An emergency siren also went off at F. E. Warren, causing many to wonder why the emergency sirens weren’t activated everywhere.

We spoke to authorities, and here’s what they had to say.

”If there’s funnel clouds. And its either radar indicated, or we have a trained spotter thats notified the national weather service of a siren, or of a tornado, sorry, that has touched the ground that’s going to, we’re on it,” said Jeanine West, Director of the Cheyenne-Laramie County Emergency Management Agency.

Authorities said that on Wednesday, May 24 th, Laramie County experienced several land spouts.

These slow-moving systems move from the ground up and typically max out at wind speeds of 60 miles per hour.

They do not cause much damage and therefore are not a part of the emergency management system or EMS watch.

EMS radar tracks tornadoes, which move from the skies down with wind speeds from 70 mph and up.

The outdoor warning sirens through ems were not activated on Wednesday because of this difference.
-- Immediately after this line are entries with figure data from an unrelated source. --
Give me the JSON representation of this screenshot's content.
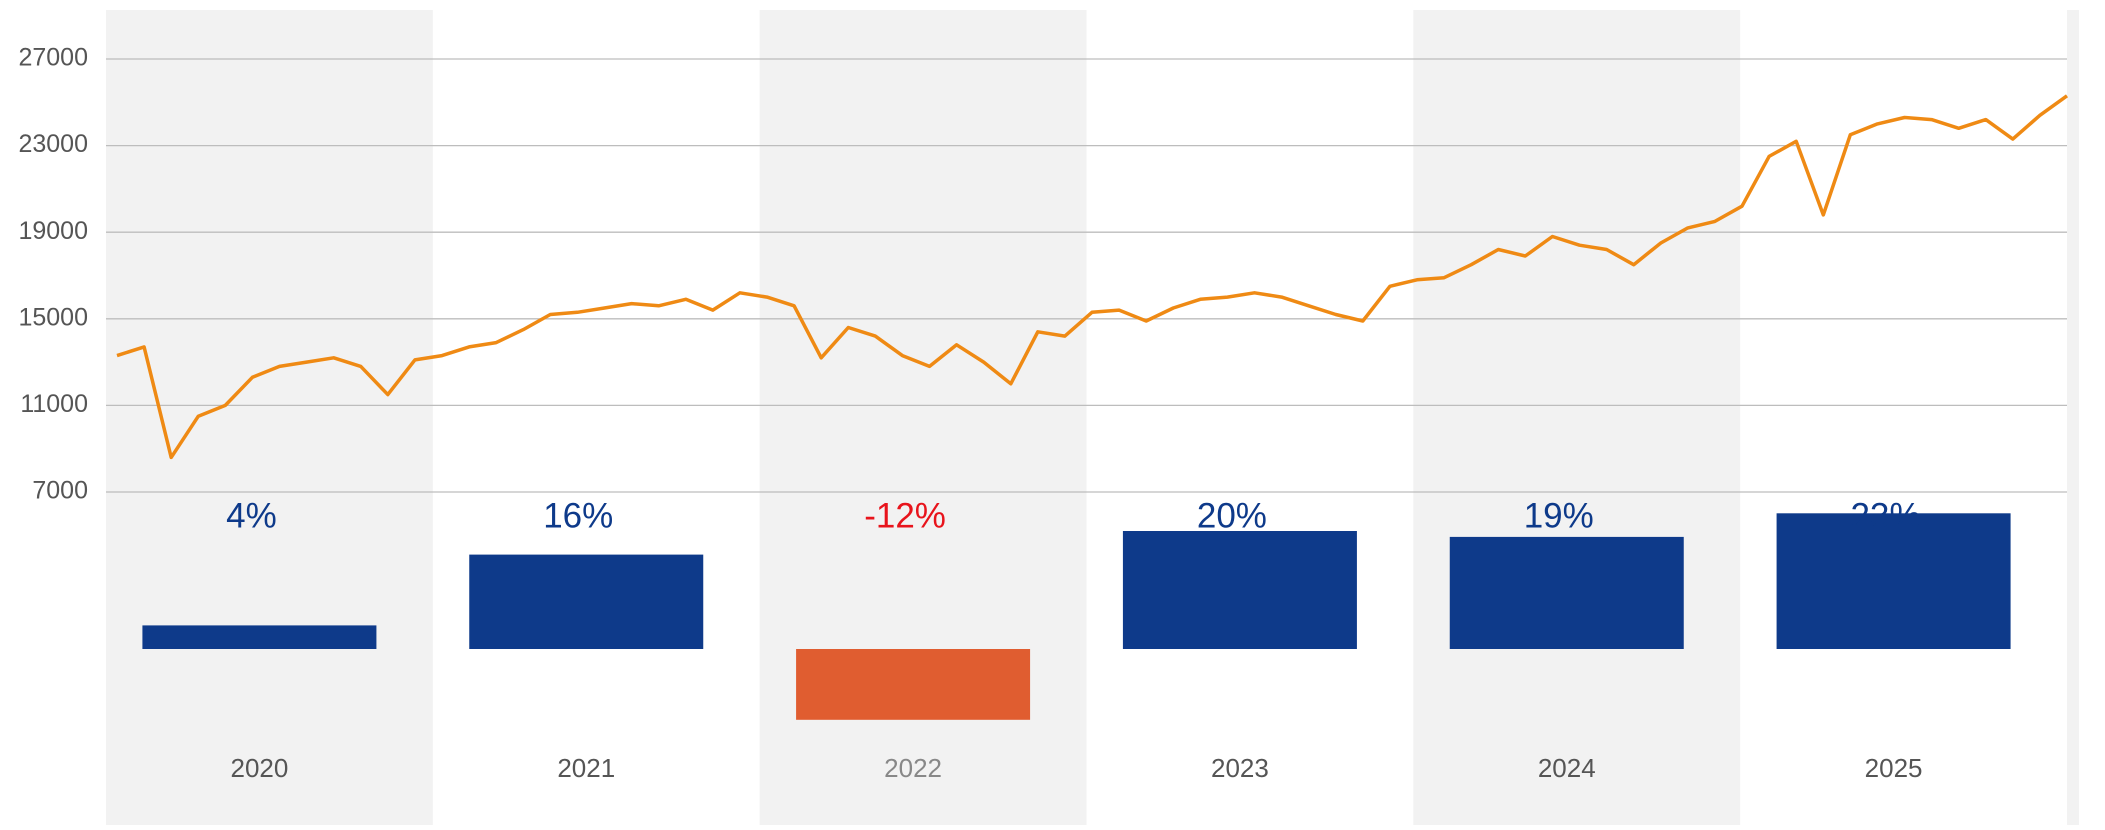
{
  "chart_data": [
    {
      "type": "line",
      "ylim": [
        7000,
        27000
      ],
      "yticks": [
        7000,
        11000,
        15000,
        19000,
        23000,
        27000
      ],
      "grid": true,
      "series": [
        {
          "color": "#ef8a14",
          "values": [
            13300,
            13700,
            8600,
            10500,
            11000,
            12300,
            12800,
            13000,
            13200,
            12800,
            11500,
            13100,
            13300,
            13700,
            13900,
            14500,
            15200,
            15300,
            15500,
            15700,
            15600,
            15900,
            15400,
            16200,
            16000,
            15600,
            13200,
            14600,
            14200,
            13300,
            12800,
            13800,
            13000,
            12000,
            14400,
            14200,
            15300,
            15400,
            14900,
            15500,
            15900,
            16000,
            16200,
            16000,
            15600,
            15200,
            14900,
            16500,
            16800,
            16900,
            17500,
            18200,
            17900,
            18800,
            18400,
            18200,
            17500,
            18500,
            19200,
            19500,
            20200,
            22500,
            23200,
            19800,
            23500,
            24000,
            24300,
            24200,
            23800,
            24200,
            23300,
            24400,
            25300
          ]
        }
      ]
    },
    {
      "type": "bar",
      "categories": [
        "2020",
        "2021",
        "2022",
        "2023",
        "2024",
        "2025"
      ],
      "values": [
        4,
        16,
        -12,
        20,
        19,
        23
      ],
      "value_labels": [
        "4%",
        "16%",
        "-12%",
        "20%",
        "19%",
        "23%"
      ],
      "colors": [
        "#0e3a8a",
        "#0e3a8a",
        "#e05d30",
        "#0e3a8a",
        "#0e3a8a",
        "#0e3a8a"
      ],
      "label_colors": [
        "#0e3a8a",
        "#0e3a8a",
        "#e8141c",
        "#0e3a8a",
        "#0e3a8a",
        "#0e3a8a"
      ]
    }
  ]
}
Folks that may have heard sirens were located on the F.E. Warren base through their system, which is not connected.

”Land spouts they typically form from the land up, and they are typically very short lived just lasting a few minutes they typically form on boundaries low level boundaries. Like a cold front or an outflow boundaries. And they are very much less detectable because they for from the ground up. And so usually we dont detect them until the end of their lifecycle,” said Steve Rubin, Meteorologist, NationalWeather Service-Cheyenne.

EMS says that when tornadoes hit, they will notify the public only with their sirens in the areas of concern.

They will put up a red polygon map on their site based on the national weather service to show the areas in danger.